A business owner wanted to honor Hank Aaron with a mural. Mobile said no.

A business owner wanted to honor Hank Aaron with a mural. Mobile said no.

A mural tribute to Major League Baseball legend and Mobile native Hank Aaron was covered up earlier this month, after the city of Mobile learned that the property owner, who commissioned the mural, did not receive the proper permission to paint the mural.

“I learned a long time ago to separate myself from my work emotionally,” E. Allen Warren, the artist, said. “The people of Mobile are out one really great mural.”

Warren was painting the mural on the front of a forthcoming self-storage facility, All Season Storage, on St. Louis Street in downtown Mobile. Warren said he had only two more hours of work on the mural when he received a call from the principal of the facility, Mike Birnbrey, that the city had ordered work to stop on the mural.

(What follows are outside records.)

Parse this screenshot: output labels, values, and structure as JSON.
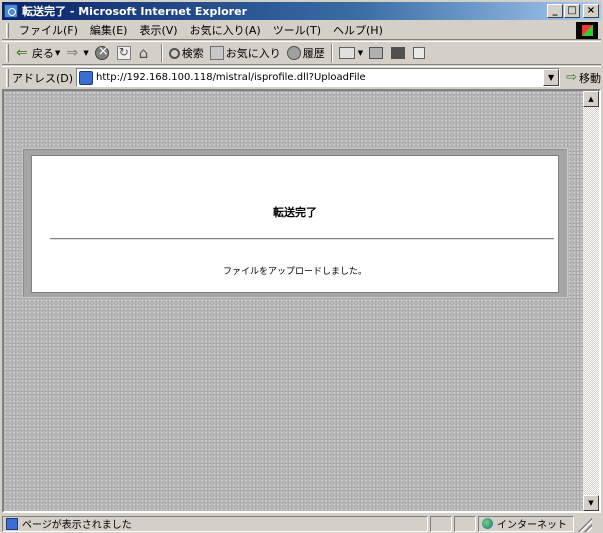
{
  "window": {
    "title": "転送完了 - Microsoft Internet Explorer",
    "minimize": "_",
    "maximize": "□",
    "close": "×"
  },
  "menu": [
    "ファイル(F)",
    "編集(E)",
    "表示(V)",
    "お気に入り(A)",
    "ツール(T)",
    "ヘルプ(H)"
  ],
  "toolbar": {
    "back": "戻る",
    "search": "検索",
    "favorites": "お気に入り",
    "history": "履歴"
  },
  "address": {
    "label": "アドレス(D)",
    "url": "http://192.168.100.118/mistral/isprofile.dll?UploadFile",
    "go": "移動"
  },
  "page": {
    "heading": "転送完了",
    "message": "ファイルをアップロードしました。"
  },
  "status": {
    "text": "ページが表示されました",
    "zone": "インターネット"
  },
  "icons": [
    "ie-icon",
    "back-icon",
    "forward-icon",
    "stop-icon",
    "refresh-icon",
    "home-icon",
    "search-icon",
    "favorites-icon",
    "history-icon",
    "mail-icon",
    "print-icon",
    "edit-icon",
    "discuss-icon",
    "globe-icon"
  ]
}
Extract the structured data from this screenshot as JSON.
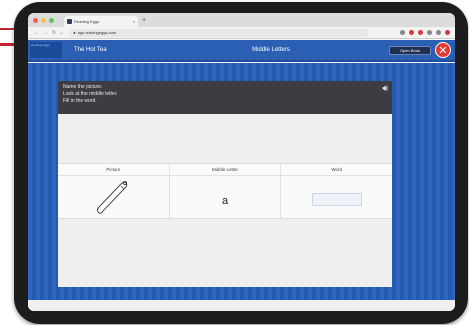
{
  "browser": {
    "tab_title": "Reading Eggs",
    "new_tab": "+",
    "tab_close": "×",
    "url": "app.readingeggs.com",
    "colors": {
      "close": "#ee5e57",
      "min": "#f4bd4f",
      "max": "#5ec454"
    }
  },
  "app": {
    "logo_text": "Reading Eggs",
    "title": "The Hot Tea",
    "lesson": "Middle Letters",
    "open_book_button": "Open Book",
    "close_icon": "close-icon"
  },
  "activity": {
    "instructions": [
      "Name the picture.",
      "Look at the middle letter.",
      "Fill in the word."
    ],
    "columns": [
      "Picture",
      "Middle Letter",
      "Word"
    ],
    "middle_letter": "a",
    "picture_icon": "baseball-bat",
    "word_value": ""
  }
}
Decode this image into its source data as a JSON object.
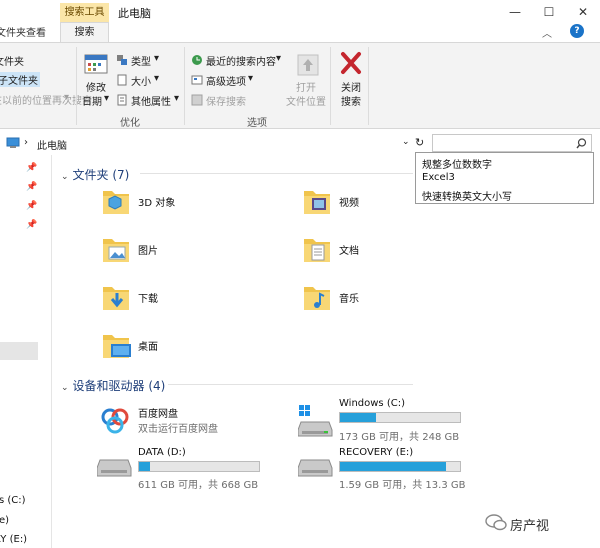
{
  "tabs": {
    "file_partial": "文件夹",
    "view": "查看",
    "search_tools_header": "搜索工具",
    "search": "搜索"
  },
  "window": {
    "title": "此电脑",
    "minimize": "—",
    "maximize": "☐",
    "close": "✕",
    "help": "?"
  },
  "ribbon": {
    "left_partial": {
      "current_folder": "文件夹",
      "subfolders": "子文件夹",
      "search_again": "在以前的位置再次搜索"
    },
    "refine": {
      "modify_date_line1": "修改",
      "modify_date_line2": "日期",
      "type": "类型",
      "size": "大小",
      "other_props": "其他属性",
      "group_label": "优化"
    },
    "options": {
      "recent": "最近的搜索内容",
      "advanced": "高级选项",
      "save": "保存搜索",
      "open_line1": "打开",
      "open_line2": "文件位置",
      "group_label": "选项"
    },
    "close": {
      "line1": "关闭",
      "line2": "搜索"
    }
  },
  "address": {
    "path": "此电脑"
  },
  "search_suggestions": [
    "规整多位数数字",
    "Excel3",
    "快速转换英文大小写"
  ],
  "nav": {
    "drives": [
      "s (C:)",
      "e)",
      "RY (E:)"
    ]
  },
  "folders": {
    "header": "文件夹 (7)",
    "items": [
      {
        "name": "3D 对象"
      },
      {
        "name": "视频"
      },
      {
        "name": "图片"
      },
      {
        "name": "文档"
      },
      {
        "name": "下载"
      },
      {
        "name": "音乐"
      },
      {
        "name": "桌面"
      }
    ]
  },
  "devices": {
    "header": "设备和驱动器 (4)",
    "items": [
      {
        "name": "百度网盘",
        "sub": "双击运行百度网盘"
      },
      {
        "name": "Windows (C:)",
        "sub": "173 GB 可用，共 248 GB",
        "fill_fraction": 0.3
      },
      {
        "name": "DATA (D:)",
        "sub": "611 GB 可用，共 668 GB",
        "fill_fraction": 0.09
      },
      {
        "name": "RECOVERY (E:)",
        "sub": "1.59 GB 可用，共 13.3 GB",
        "fill_fraction": 0.88
      }
    ]
  },
  "watermark": "房产视",
  "colors": {
    "accent": "#26a0da",
    "folder_yellow": "#f8d775",
    "ctx_tab": "#fbe6a8",
    "close_red": "#c4262e"
  }
}
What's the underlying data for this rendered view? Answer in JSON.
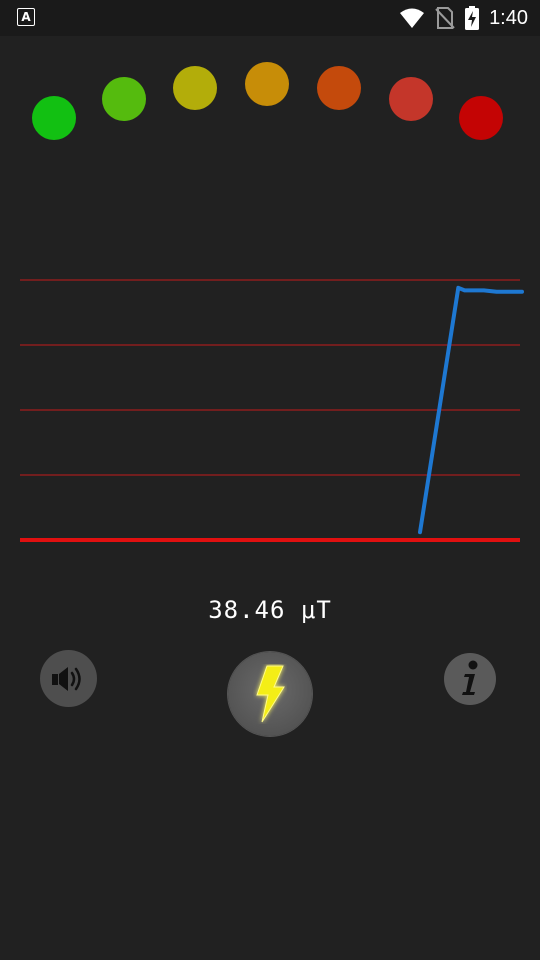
{
  "status_bar": {
    "app_icon_letter": "A",
    "time": "1:40",
    "icons": [
      "wifi-icon",
      "no-sim-icon",
      "battery-charging-icon"
    ]
  },
  "level_indicator": {
    "colors": [
      "#12c012",
      "#55bb0e",
      "#b3ad0a",
      "#c78d08",
      "#c44a0c",
      "#c4362a",
      "#c40404"
    ]
  },
  "graph": {
    "baseline_color": "#e01010",
    "gridline_color": "#c41a1a",
    "series_color": "#1e78d2",
    "series": {
      "x": [
        0,
        0.54,
        0.6,
        0.61,
        0.62,
        0.64,
        0.66,
        0.68,
        0.7
      ],
      "y": [
        0.03,
        0.03,
        0.97,
        0.96,
        0.96,
        0.96,
        0.955,
        0.955,
        0.955
      ]
    }
  },
  "reading": {
    "value": "38.46 μT"
  },
  "buttons": {
    "sound": "speaker-icon",
    "power": "lightning-icon",
    "info": "info-icon"
  }
}
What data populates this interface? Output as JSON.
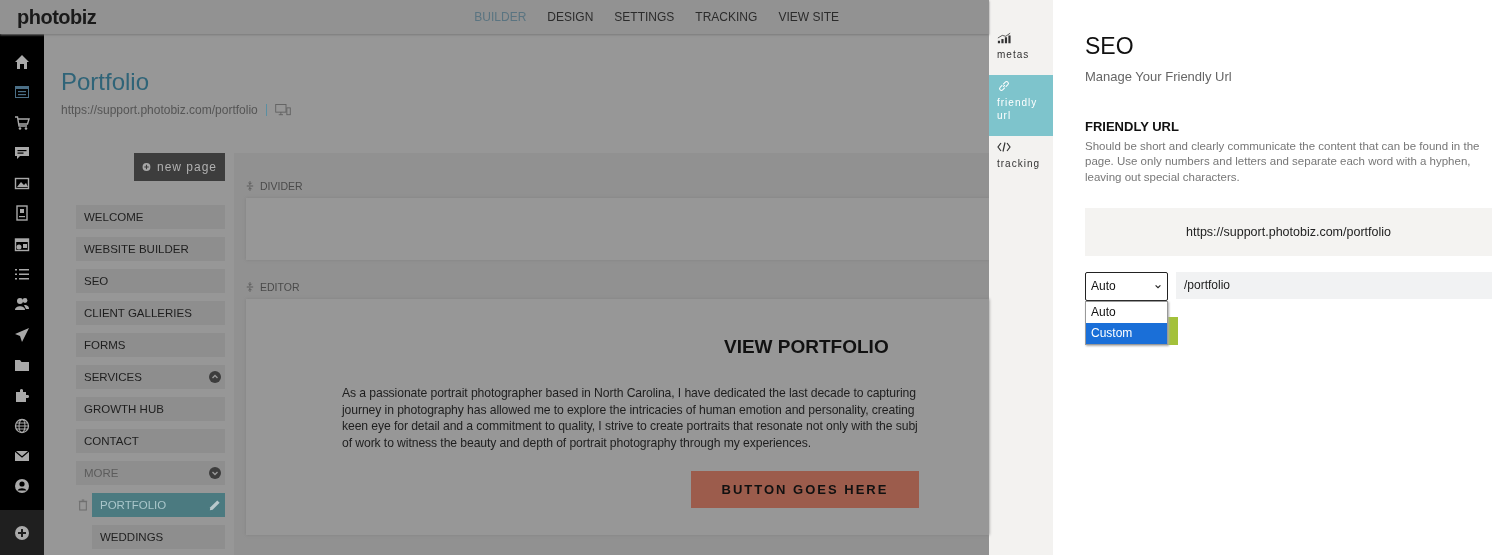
{
  "header": {
    "logo": "photobiz",
    "nav": [
      {
        "label": "BUILDER",
        "selected": true
      },
      {
        "label": "DESIGN",
        "selected": false
      },
      {
        "label": "SETTINGS",
        "selected": false
      },
      {
        "label": "TRACKING",
        "selected": false
      },
      {
        "label": "VIEW SITE",
        "selected": false
      }
    ]
  },
  "sidebar_icons": [
    {
      "selected": false
    },
    {
      "selected": true
    },
    {
      "selected": false
    },
    {
      "selected": false
    },
    {
      "selected": false
    },
    {
      "selected": false
    },
    {
      "selected": false
    },
    {
      "selected": false
    },
    {
      "selected": false
    },
    {
      "selected": false
    },
    {
      "selected": false
    },
    {
      "selected": false
    },
    {
      "selected": false
    },
    {
      "selected": false
    },
    {
      "selected": false
    }
  ],
  "page": {
    "title": "Portfolio",
    "url": "https://support.photobiz.com/portfolio"
  },
  "new_page_button": "new page",
  "pages": [
    {
      "label": "WELCOME",
      "selected": false
    },
    {
      "label": "WEBSITE BUILDER",
      "selected": false
    },
    {
      "label": "SEO",
      "selected": false
    },
    {
      "label": "CLIENT GALLERIES",
      "selected": false
    },
    {
      "label": "FORMS",
      "selected": false
    },
    {
      "label": "SERVICES",
      "selected": false,
      "expanded": false
    },
    {
      "label": "GROWTH HUB",
      "selected": false
    },
    {
      "label": "CONTACT",
      "selected": false
    },
    {
      "label": "MORE",
      "selected": false,
      "expanded": true,
      "children": [
        {
          "label": "PORTFOLIO",
          "selected": true
        },
        {
          "label": "WEDDINGS",
          "selected": false
        }
      ]
    }
  ],
  "sections": [
    {
      "kind": "divider",
      "label": "DIVIDER"
    },
    {
      "kind": "editor",
      "label": "EDITOR",
      "heading": "VIEW PORTFOLIO",
      "lines": [
        "As a passionate portrait photographer based in North Carolina, I have dedicated the last decade to capturing",
        "journey in photography has allowed me to explore the intricacies of human emotion and personality, creating",
        "keen eye for detail and a commitment to quality, I strive to create portraits that resonate not only with the subj",
        "of work to witness the beauty and depth of portrait photography through my experiences."
      ],
      "button": "BUTTON GOES HERE"
    }
  ],
  "panel": {
    "tabs": [
      {
        "label": "metas",
        "selected": false
      },
      {
        "label": "friendly url",
        "selected": true
      },
      {
        "label": "tracking",
        "selected": false
      }
    ],
    "title": "SEO",
    "subtitle": "Manage Your Friendly Url",
    "section_title": "FRIENDLY URL",
    "description": "Should be short and clearly communicate the content that can be found in the page. Use only numbers and letters and separate each word with a hyphen, leaving out special characters.",
    "full_url": "https://support.photobiz.com/portfolio",
    "mode_select": {
      "value": "Auto",
      "expanded": true,
      "options": [
        {
          "label": "Auto",
          "highlighted": false
        },
        {
          "label": "Custom",
          "highlighted": true
        }
      ]
    },
    "slug_field": {
      "value": "/portfolio"
    }
  }
}
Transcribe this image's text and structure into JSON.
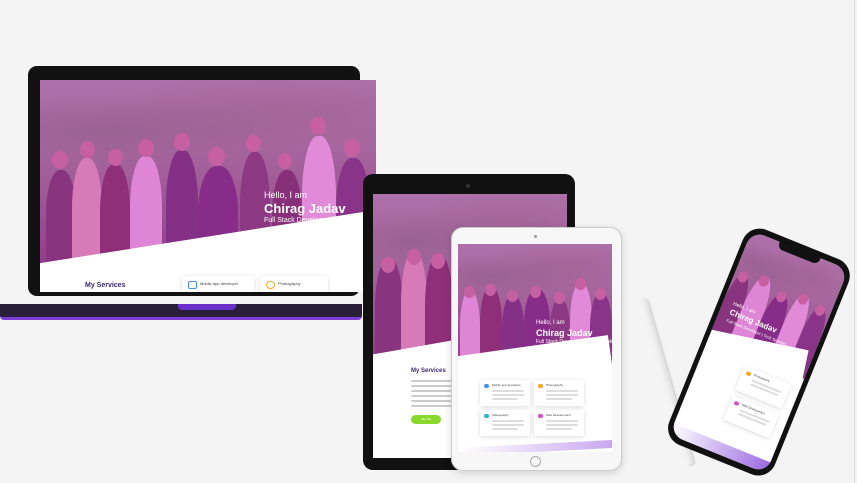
{
  "hero": {
    "greeting": "Hello, I am",
    "name": "Chirag Jadav",
    "role": "Full Stack Developer | Tech Speaker",
    "role_short": "Full Stack Developer | Tech Speake"
  },
  "services": {
    "title": "My Services",
    "cards": [
      {
        "label": "Mobile app developer",
        "icon": "mobile-icon",
        "color": "#4a90e2"
      },
      {
        "label": "Photography",
        "icon": "camera-icon",
        "color": "#f5a623"
      },
      {
        "label": "Videography",
        "icon": "video-icon",
        "color": "#2db5c9"
      },
      {
        "label": "Web Development",
        "icon": "web-icon",
        "color": "#d84fc9"
      }
    ],
    "button_label": "Hire Me"
  },
  "colors": {
    "tint": "#d63dc4",
    "accent": "#7b3fd6",
    "button": "#8bd82c",
    "heading": "#3a2a6a"
  }
}
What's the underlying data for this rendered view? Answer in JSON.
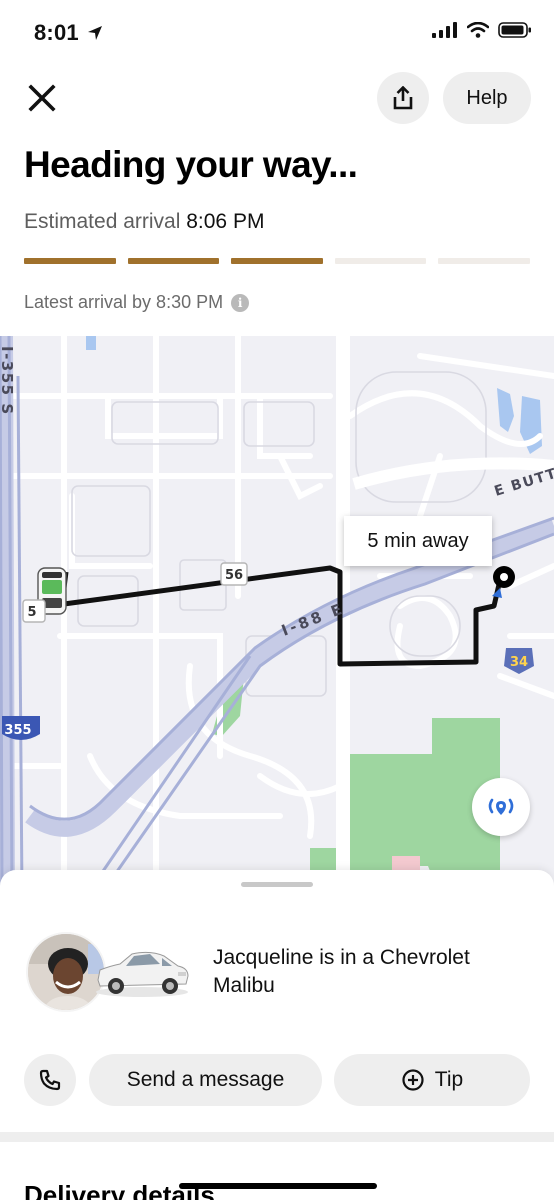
{
  "status_bar": {
    "time": "8:01"
  },
  "header": {
    "help_label": "Help",
    "title": "Heading your way...",
    "eta_label": "Estimated arrival",
    "eta_time": "8:06 PM",
    "progress_completed_segments": 3,
    "progress_total_segments": 5,
    "latest_arrival": "Latest arrival by 8:30 PM"
  },
  "map": {
    "eta_bubble": "5 min away",
    "labels": {
      "i355_vertical": "I-355 S",
      "e_butterfield": "E BUTT",
      "i88": "I-88 E",
      "shield_56": "56",
      "shield_5": "5",
      "shield_34": "34",
      "shield_355": "355"
    }
  },
  "driver": {
    "text": "Jacqueline is in a Chevrolet Malibu"
  },
  "actions": {
    "message_label": "Send a message",
    "tip_label": "Tip"
  },
  "section": {
    "delivery_details": "Delivery details"
  },
  "colors": {
    "progress_active": "#a0712c",
    "progress_inactive": "#f0ece8",
    "route": "#111111",
    "highway": "#a7b0d8",
    "park": "#9ed6a0",
    "water": "#a9c7f0"
  }
}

Warren says he asked Birnbrey to leave the mural up and to try to work with the city. But Birnbrey wanted to open the facility as quickly as possible. After Warren refused to paint over the mural, Birnbrey had his contractors cover the artwork with white paint.

Brinbrey says he wasn’t aware that he needed to obtain any permits from the city for the artwork. He considered applying for a zoning variance in order to leave the mural up but didn’t want to delay the opening of the storage facility, which he says will be in early October.